North Point Management, a multifamily investment group, acquired a 150-unit apartment building in the Hudson Valley for $19 million from Tower Management Service.
Tower had purchased the Crestwood Apartments at 92 Fitzgerald Drive in Middletown, New York, in late 2015. The building was most recently valued at $7.8 million, according to data from PropertyShark.
The deal marks North Point’s second Middletown acquisition in the past year. In July, the firm snapped up a 112-unit multifamily property at 51-95 and 97-127 High Barney Road for just over $10 million.
The latest transaction reflects sustained demand for multifamily dwellings outside of the highly regulated New York City and New Jersey markets, said Janet Bortz, senior vice president of the Kislak Company, which arranged the sale.

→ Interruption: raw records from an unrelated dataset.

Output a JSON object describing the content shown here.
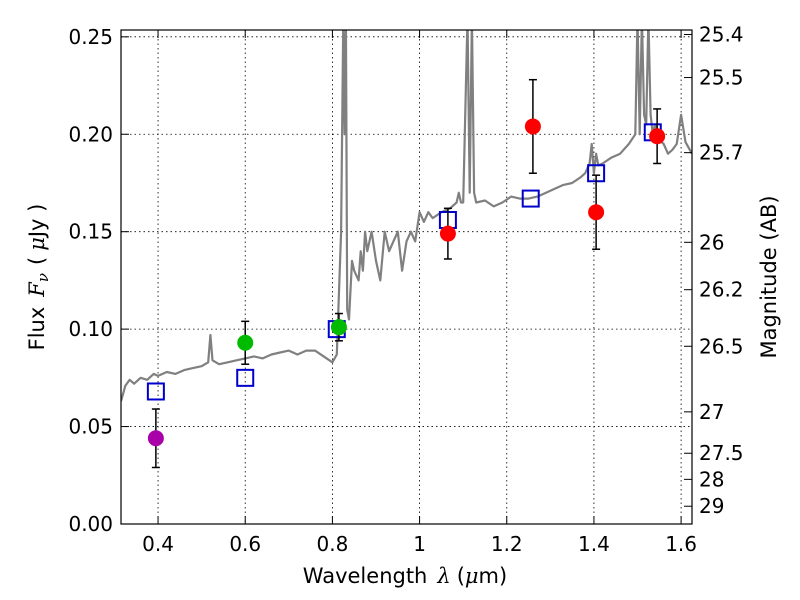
{
  "chart_data": {
    "type": "scatter",
    "xlabel": {
      "prefix": "Wavelength",
      "symbol": "λ",
      "unit_open": "(",
      "unit_mu": "μ",
      "unit_rest": "m)"
    },
    "ylabel": {
      "prefix": "Flux",
      "symbol": "F",
      "subscript": "ν",
      "unit_open": "(",
      "unit_mu": "μ",
      "unit_rest": "Jy )"
    },
    "y2label": "Magnitude (AB)",
    "xlim": [
      0.315,
      1.625
    ],
    "ylim": [
      0.0,
      0.2535
    ],
    "x_ticks": [
      {
        "value": 0.4,
        "label": "0.4"
      },
      {
        "value": 0.6,
        "label": "0.6"
      },
      {
        "value": 0.8,
        "label": "0.8"
      },
      {
        "value": 1.0,
        "label": "1"
      },
      {
        "value": 1.2,
        "label": "1.2"
      },
      {
        "value": 1.4,
        "label": "1.4"
      },
      {
        "value": 1.6,
        "label": "1.6"
      }
    ],
    "y_ticks": [
      {
        "value": 0.0,
        "label": "0.00"
      },
      {
        "value": 0.05,
        "label": "0.05"
      },
      {
        "value": 0.1,
        "label": "0.10"
      },
      {
        "value": 0.15,
        "label": "0.15"
      },
      {
        "value": 0.2,
        "label": "0.20"
      },
      {
        "value": 0.25,
        "label": "0.25"
      }
    ],
    "mag_ticks": [
      {
        "mag": 25.4,
        "label": "25.4"
      },
      {
        "mag": 25.5,
        "label": "25.5"
      },
      {
        "mag": 25.7,
        "label": "25.7"
      },
      {
        "mag": 26,
        "label": "26"
      },
      {
        "mag": 26.2,
        "label": "26.2"
      },
      {
        "mag": 26.5,
        "label": "26.5"
      },
      {
        "mag": 27,
        "label": "27"
      },
      {
        "mag": 27.5,
        "label": "27.5"
      },
      {
        "mag": 28,
        "label": "28"
      },
      {
        "mag": 29,
        "label": "29"
      }
    ],
    "grid": true,
    "colors": {
      "spectrum": "#808080",
      "model_box": "#0000cc",
      "error_bar": "#000000",
      "grid": "#000000"
    },
    "spectrum": {
      "x": [
        0.315,
        0.325,
        0.335,
        0.345,
        0.36,
        0.375,
        0.39,
        0.4,
        0.42,
        0.44,
        0.46,
        0.48,
        0.5,
        0.515,
        0.52,
        0.525,
        0.54,
        0.56,
        0.58,
        0.6,
        0.62,
        0.64,
        0.66,
        0.68,
        0.7,
        0.72,
        0.74,
        0.76,
        0.78,
        0.8,
        0.81,
        0.82,
        0.825,
        0.828,
        0.831,
        0.834,
        0.838,
        0.845,
        0.85,
        0.86,
        0.865,
        0.87,
        0.875,
        0.88,
        0.89,
        0.9,
        0.91,
        0.92,
        0.93,
        0.94,
        0.95,
        0.96,
        0.97,
        0.98,
        0.99,
        1.0,
        1.01,
        1.02,
        1.03,
        1.05,
        1.07,
        1.085,
        1.09,
        1.095,
        1.1,
        1.11,
        1.115,
        1.12,
        1.125,
        1.13,
        1.15,
        1.17,
        1.19,
        1.21,
        1.23,
        1.25,
        1.27,
        1.29,
        1.31,
        1.33,
        1.35,
        1.37,
        1.38,
        1.39,
        1.395,
        1.4,
        1.405,
        1.41,
        1.42,
        1.44,
        1.46,
        1.48,
        1.495,
        1.5,
        1.505,
        1.51,
        1.515,
        1.52,
        1.525,
        1.53,
        1.535,
        1.54,
        1.55,
        1.56,
        1.57,
        1.58,
        1.59,
        1.6,
        1.61,
        1.625
      ],
      "y": [
        0.063,
        0.071,
        0.074,
        0.072,
        0.075,
        0.074,
        0.077,
        0.076,
        0.078,
        0.077,
        0.079,
        0.08,
        0.081,
        0.083,
        0.097,
        0.084,
        0.082,
        0.083,
        0.084,
        0.085,
        0.086,
        0.085,
        0.087,
        0.088,
        0.089,
        0.087,
        0.089,
        0.089,
        0.086,
        0.083,
        0.087,
        0.15,
        0.26,
        0.2,
        0.26,
        0.11,
        0.105,
        0.135,
        0.13,
        0.125,
        0.14,
        0.13,
        0.15,
        0.14,
        0.15,
        0.135,
        0.125,
        0.15,
        0.14,
        0.145,
        0.15,
        0.13,
        0.145,
        0.15,
        0.145,
        0.16,
        0.155,
        0.16,
        0.157,
        0.16,
        0.162,
        0.165,
        0.17,
        0.165,
        0.165,
        0.26,
        0.17,
        0.26,
        0.17,
        0.165,
        0.166,
        0.163,
        0.165,
        0.168,
        0.167,
        0.167,
        0.168,
        0.17,
        0.172,
        0.174,
        0.175,
        0.178,
        0.18,
        0.185,
        0.195,
        0.18,
        0.19,
        0.184,
        0.185,
        0.188,
        0.19,
        0.195,
        0.2,
        0.26,
        0.2,
        0.26,
        0.21,
        0.205,
        0.26,
        0.21,
        0.2,
        0.205,
        0.197,
        0.195,
        0.19,
        0.192,
        0.195,
        0.21,
        0.196,
        0.19
      ]
    },
    "model_points": [
      {
        "x": 0.395,
        "y": 0.068
      },
      {
        "x": 0.6,
        "y": 0.075
      },
      {
        "x": 0.81,
        "y": 0.1
      },
      {
        "x": 1.065,
        "y": 0.156
      },
      {
        "x": 1.255,
        "y": 0.167
      },
      {
        "x": 1.405,
        "y": 0.18
      },
      {
        "x": 1.535,
        "y": 0.201
      }
    ],
    "observed_points": [
      {
        "x": 0.395,
        "y": 0.044,
        "err": 0.015,
        "color": "#aa00aa"
      },
      {
        "x": 0.6,
        "y": 0.093,
        "err": 0.011,
        "color": "#00bb00"
      },
      {
        "x": 0.815,
        "y": 0.101,
        "err": 0.007,
        "color": "#00bb00"
      },
      {
        "x": 1.065,
        "y": 0.149,
        "err": 0.013,
        "color": "#ff0000"
      },
      {
        "x": 1.26,
        "y": 0.204,
        "err": 0.024,
        "color": "#ff0000"
      },
      {
        "x": 1.405,
        "y": 0.16,
        "err": 0.019,
        "color": "#ff0000"
      },
      {
        "x": 1.545,
        "y": 0.199,
        "err": 0.014,
        "color": "#ff0000"
      }
    ]
  }
}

“The Hudson Valley market has no rent control, high demand for rental units and continued migration of tenants from higher-cost rental markets,” she said in a statement. Low interest rates have also buoyed demand.

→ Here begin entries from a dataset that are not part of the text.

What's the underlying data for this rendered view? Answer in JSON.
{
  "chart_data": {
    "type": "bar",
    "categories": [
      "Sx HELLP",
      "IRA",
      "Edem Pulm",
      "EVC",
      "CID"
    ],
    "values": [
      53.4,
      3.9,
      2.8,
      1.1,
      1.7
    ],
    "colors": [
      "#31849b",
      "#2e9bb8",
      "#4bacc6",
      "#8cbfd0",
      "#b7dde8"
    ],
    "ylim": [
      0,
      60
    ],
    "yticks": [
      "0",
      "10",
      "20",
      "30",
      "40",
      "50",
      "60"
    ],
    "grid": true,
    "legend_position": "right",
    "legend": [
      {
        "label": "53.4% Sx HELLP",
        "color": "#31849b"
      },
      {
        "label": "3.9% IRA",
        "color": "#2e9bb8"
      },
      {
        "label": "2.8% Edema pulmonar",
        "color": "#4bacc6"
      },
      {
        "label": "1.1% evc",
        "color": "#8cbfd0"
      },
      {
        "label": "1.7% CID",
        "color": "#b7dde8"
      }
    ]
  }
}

New York’s 2019 rent law overhaul led multifamily owners to eye upstate markets, where the potential for rent increases provides more upside.
E&M Management, known for flipping rent-regulated buildings to market-rate — a model rendered obsolete by the new law — pioneered the exodus. In 2018, the firm offloaded dozens of city properties and made an aggressive push into the Hudson Valley.
Other firms followed, with Related Companies, Fairstead Capital, Centurion Real Estate Partners and Carnegie Management all acquiring upstate real estate.
One cloud for landlords in unregulated New York markets, though, is the good cause eviction bill. The legislation would ban evictions for nonpayment in cases where the landlord raises rents by more than 3 percent, creating a de facto statewide rent control that would devalue buildings like Crestwood.
The bill was referred to the New York Assembly Housing Committee in February and is not expected to pass before this year’s legislative session ends June 10.